13 de marzo de 2019
13.03.2019
Juicio del 'procés'

El exjefe de Diplocat reconoce que pagó a "visitantes internacionales" para el 1-O

Albert Royo niega que fuesen "observadores" y desvincula a la entidad de la Generalitat

13.03.2019 | 13:29
El exsecretario general del Diplocat, Albert Royo.

El exjefe del Diplocat Albert Royo ha reconocido que su entidad pagó los viajes de parlamentarios europeos que se desplazaron a Cataluña en los días previos al 1-O, pero ha negado que lo hicieran en calidad de "observadores internacionales" para supervisarlo, pese a que la Generalitat les presentó así.

Royo, que ha declarado como testigo en el juicio del 'procés', era el secretario general de Diplocat, una entidad que ha desvinculado funcional y jerárquicamente de la Generalitat y de cualquier acto que tuviese que ver con el referéndum: "Diplocat no organizó ningún referéndum ni estuvo relacionado ningún referéndum".

En su interrogatorio, sí que ha reconocido que Diplocat pagó una factura de 40.591 euros a "visitantes internacionales" que viajaron a Cataluña en los días previos al 1-O, pero dejando claro que no eran observadores internacionales sino expertos y parlamentarios que "querían conocer de primera mano la realidad catalana".

"Nosotros no dimos ningún honorario a observadores internacionales", ha dicho Royo, pese a que la Generalitat definió su visita como la primera "misión internacional de observación electoral".

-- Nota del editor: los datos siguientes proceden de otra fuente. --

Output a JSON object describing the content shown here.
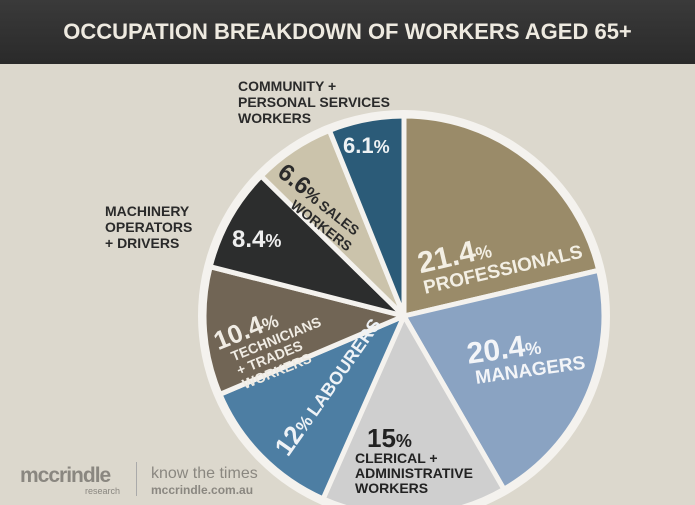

Ha explicado que "era una práctica habitual" invitar a delegados extranjeros y "gente de prestigio" para seguir la actualidad catalana en actos como el día de Sant Jordi, la primera apertura de fosas en Cataluña de la Guerra Civil y el "proceso participativo" del 9N, para lo cual "se cubrían siempre los gastos de desplazamiento y hotel".

También ha admitido el pago por adelantado a "un grupo de expertos" que "no un grupo de observadores electorales", para "un análisis académico", pero que el portavoz de ese grupo devolvió la factura porque no iba a poder venir los días previos al referéndum.

Y respecto a las facturas para elaborar un periódico en inglés con artículos de prensa traducidos del catalán, ha dicho que desde 2014 se pagaban 2.600 euros al mes siempre con el presupuesto de Diplocat, pero ha admitido que desde julio de 2017 todas las facturas constaban como "pendiente de pago" sin explicar el motivo.

Eso sí, se ha desvinculado de unos pagos presuntamente realizados desde Bruselas al Hague Centre for Strategic Studies relacionados con la manutención de estos observadores, y ha sido tajante: "Nosotros somos un consorcio distinto a la Generalitat, no tenemos nada que ver con esto".

Royo ha reconocido que la Conselleria de Acción Exterior, presidida entonces por Raül Romeva (acusado de rebelión) le pidió contactar con organizaciones dispuestas a realizar una observación internacional "en el caso" de que se llegase a un acuerdo con el Gobierno para celebrar un referéndum.

El testigo, que ha enmarcado esta petición dentro de la normalidad dada la experiencia de Diplocat organizando observaciones internacionales en países como Armenia o Uruguay, ha relatado que se lo comunicó a algunas organizaciones y envió sus propuestas a la Conselleria, pero ninguna "siguió adelante", ante la falta de acuerdo.

"Confusión" 


Royo ha querido aclarar la "confusión" que, a su juicio, existe al relacionar la Conselleria de Acción Exterior y el Consejo con el Diplomacia Pública de Cataluña: "Son cosas distintas (...). No teníamos que ver con lo que hacía la Consellería del señor Romeva".

"Nosotros no éramos ningún Ministerio de Exteriores ni nada", ha asegurado Royo, que ha explicado que "el presupuesto del Diplocat no lo decidía la Generalitat", si bien su aportación "oscilaba entre el 85 y el 90 %" del total, complementadas por otras "aportaciones público-privadas" del resto de miembros del consorcio, formado por universidades, patronales, sindicatos y el equipo del F.C. Barcelona, entre otros.

Ha negado que el consorcio, presidido entonces por el president de la Generalitat Carles Puigdemont, persiguiese hacer "diplomacia" con otros Estados, sino hacer "diplomacia pública", es decir, "reconocer los activos de un territorio" para "atraer interés, personas, talento inversiones y establecer lazos de confianza entre la sociedad civil de un territorio y otros".

Una actividad que, según ha dicho, hacía con total "autonomía de acción y dirección".